Because most of the time, freedoms are only used by the oppressors to oppress the oppressed, freedom is becoming the freedom of the oppressor. That is the reason why minorities are to be granted exclusive rights to ensure equality so that when principles of liberty can be enjoyed by everyone. For example. there is such a huge cry over criminalizing marital rape due to its potential for misuse, but the reality of the patriarchal society should put the women rights above men’s fears.

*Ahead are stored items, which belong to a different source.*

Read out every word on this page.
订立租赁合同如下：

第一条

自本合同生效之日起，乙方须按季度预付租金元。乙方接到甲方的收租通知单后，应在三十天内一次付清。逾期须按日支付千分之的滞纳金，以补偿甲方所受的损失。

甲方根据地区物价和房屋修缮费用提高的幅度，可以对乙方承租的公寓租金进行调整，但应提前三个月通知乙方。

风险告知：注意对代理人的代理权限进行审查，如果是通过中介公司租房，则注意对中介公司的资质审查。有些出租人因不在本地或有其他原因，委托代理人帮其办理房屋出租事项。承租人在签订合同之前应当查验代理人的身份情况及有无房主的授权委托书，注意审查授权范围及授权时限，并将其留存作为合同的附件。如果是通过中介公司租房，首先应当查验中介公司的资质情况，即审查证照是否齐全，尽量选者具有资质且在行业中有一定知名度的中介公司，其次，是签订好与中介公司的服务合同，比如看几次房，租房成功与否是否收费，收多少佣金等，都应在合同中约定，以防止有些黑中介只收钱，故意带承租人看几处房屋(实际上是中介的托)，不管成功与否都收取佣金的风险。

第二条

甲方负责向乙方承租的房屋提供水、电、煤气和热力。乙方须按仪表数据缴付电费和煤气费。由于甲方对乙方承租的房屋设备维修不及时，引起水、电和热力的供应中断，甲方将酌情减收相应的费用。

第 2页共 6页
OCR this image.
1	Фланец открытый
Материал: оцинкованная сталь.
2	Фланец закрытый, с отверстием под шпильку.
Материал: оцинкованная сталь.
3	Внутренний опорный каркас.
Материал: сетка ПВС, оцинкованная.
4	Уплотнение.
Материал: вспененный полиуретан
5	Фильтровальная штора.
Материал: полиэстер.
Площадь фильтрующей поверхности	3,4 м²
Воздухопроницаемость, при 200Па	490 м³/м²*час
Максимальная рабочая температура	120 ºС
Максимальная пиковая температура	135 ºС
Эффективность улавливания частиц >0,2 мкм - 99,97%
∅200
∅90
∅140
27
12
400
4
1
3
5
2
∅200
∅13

An action or performance becomes a symbol of oppression only depending on the social reality of the society where the action is performed. The same act can be considered as both an act of hatred and as an assertion of freedom. Religion and practice of religion is a very complex phenomenon, and any analysis of it here is going to be an oversimplified version. People have various reasons for practicing religion and right to practice religion is a fundamental right. Most religions have internal hierarchies within it like caste, gender, class and many practices can be called backward and oppressive. But when we are scrutinizing these hierarchies and practices, we should not isolate these from the external hierarchies that exist in the society. Also, we cannot stand outside the realm of those who actually go through these experiences and judge them. Any discussing of whether these practices are coercive or not should include those who actually are impacted by these practices. For example, burning of Quran by feminists in Iran can be accepted as act of rebellion against coercive system of patriarchy imposed by the Government, but burning of Quran by Neo-fascist xenophobic elements in a European nation where Muslims are a minority are targeted and attacked cannot be accepted. Even though both acts are the same, our reaction to both should be different based on the social realities and oppressive power structures present there.

Underprivileged people are often deemed backward and attacked by privileged for their lack of education. They forget that these people are trapped in poverty and lacking education to due the very same systems of power which grants education and power to the privileged class, caste, and gender. People who are underprivileged practice superstitions and are deeply religious because they are marginalized. Some people argue that even privileged people are deeply religious and follow rituals. Even though the practice of religion is a matter of individual faith and every person has their own reason to follow them, the act of demeaning and belittling one practice as superstition and another as spirituality is based on the position of power they hold in these hierarchies. Most religions respect the social hierarchies present in the society and codify them as rituals so that it doesn’t oppose those power structures. The extreme forms of patriarchy and casteism found in various religions are an example of this. Spirituality and religiosity are very complex processes with so many factors involved that we can’t generalize the reason why people follow them. Still, the reasons for a privileged person to be religious is different from that of the marginalized. Religions help form communities of mutual aid which the underprivileged seek to survive the everyday oppression they suffer under all the coercive hierarchies they live under and hence, like every religion, these rituals form a part of their strong inter community bond. They are forming these kinships as an act of solidarity to the community which recognizes them as human beings.

To categorize people as backward and stupid for following these rituals farther aids their marginalization. Of course, there are rituals within these communities which are highly patriarchal and oppressive to some sections, but these again, are a reflection of other forms of hierarchies that are present around them. Studies have shown that tribal communities were largely egalitarian before they were assimilated into “civilization”.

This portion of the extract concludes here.